Relief washed over me as I lifted my cup to my lips, only to discover it was empty. I wondered if she’d let me get a refill before Bennett arrived.

Chapter

Six

DEVA

The higher Bennett’struck traveled up the mountain, the tighter my muscles twisted until I felt like all that needed to be done to send me spinning out of control was to pull a string.

A million different thoughts and concerns raced through my head, each having to do with the safety and wellbeing of this kind, loving couple who had already done so much for me. I could handle whatever the Oakes’s threw at me—I’d been doing it for nearly two decades now—but the Fellowship of the Enlightened wasn’t exactly known for being friendly to outsiders, especially when those outsiders came onto their land without permission.

“Maybe you should pull off here,” I suggested when we were just a few miles away from the community. “I can walk the rest of the way.”

“Don’t be ridiculous,” Myra admonished. “We’re taking you all the way.” She turned around and offered me that affectionate, motherly smile as she gave my knee a pat. “Don’t you worry, darlin’. We’ll keep you safe.”

“It’s not me I’m worried for,” I confessed. “Please, Bennett. Just let me go up alone and deal with them. I don’t what to risk causing anyone to feel threatened.”

Bennett’s eyes met mine in the rearview mirror, the creases in the corners of his eyes deepening as he smiled reassuringly. “You don’t need to worry about us, sweetheart. I may not be as young as I once was, but I’m more than capable of handling myself in tough situations.”

Myra turned around and nodded solemnly. “He really is.” Then she gave him a look that hadmeblushing from the back seat.

“And besides,” Bennett continued. “I brought reinforcements.”

He jerked his chin at the mirror, and I quickly whipped around in my seat to peer out the back window.
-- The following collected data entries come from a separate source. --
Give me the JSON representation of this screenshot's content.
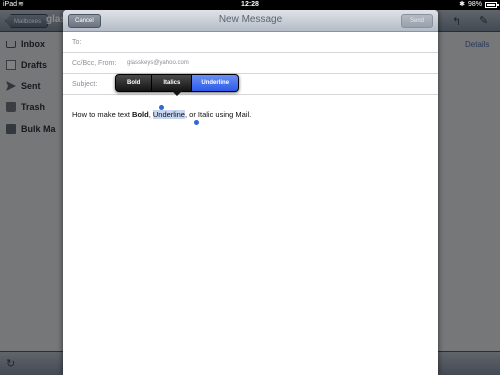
{
  "status_bar": {
    "device": "iPad",
    "time": "12:28",
    "battery": "98%"
  },
  "background": {
    "mailboxes_button": "Mailboxes",
    "title_partial": "glas",
    "details_link": "Details",
    "sidebar": {
      "items": [
        {
          "label": "Inbox",
          "icon": "inbox-icon"
        },
        {
          "label": "Drafts",
          "icon": "drafts-icon"
        },
        {
          "label": "Sent",
          "icon": "sent-icon"
        },
        {
          "label": "Trash",
          "icon": "trash-icon"
        },
        {
          "label": "Bulk Ma",
          "icon": "folder-icon"
        }
      ]
    }
  },
  "compose": {
    "cancel_label": "Cancel",
    "title": "New Message",
    "send_label": "Send",
    "to_label": "To:",
    "ccbcc_label": "Cc/Bcc, From:",
    "from_value": "glasskeys@yahoo.com",
    "subject_label": "Subject:",
    "format_menu": {
      "bold": "Bold",
      "italics": "Italics",
      "underline": "Underline"
    },
    "body": {
      "part1": "How to make text ",
      "bold": "Bold",
      "comma": ", ",
      "selected": "Underline",
      "part2": ", or Italic using Mail."
    }
  }
}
Sure enough, there was another truck following closely behind ours. I’d just been too anxious to worry until now.

“That’s my son, Jase, and my son-in-law, Cannon, back there.”

I jerked back around, my wide eyes on Myra. “I didn’t know you had kids?”

“Oh, we don’t. At least not in the traditional way,” she said with a shrug. “They’re Bennett’s kids by circumstance more than blood. But sometimes those circumstances create better, stronger families than what a person’s been born into.”

That certainly hadn’t been my experience. I barely remembered the family I’d been born into. My mother had died before I was old enough to form any clear memory of her, and my father had dumped me off on the Oakes’s doorstep after deciding that being a single parent wasn’t for him. And the family I came to by circumstance was even worse.

“We’re here,” Bennett said.

My stomach sank to my feet like a rock and my skin grew clammy as the Oakes residence came into view. It wasn’t much to look at, really, barely big enough to house the four people who had lived in it all these years. Most of the houses in the community weren’t. Unless you were an Elder, of course. The men that led the Fellowship of the Enlightened lived in much better conditions than their followers.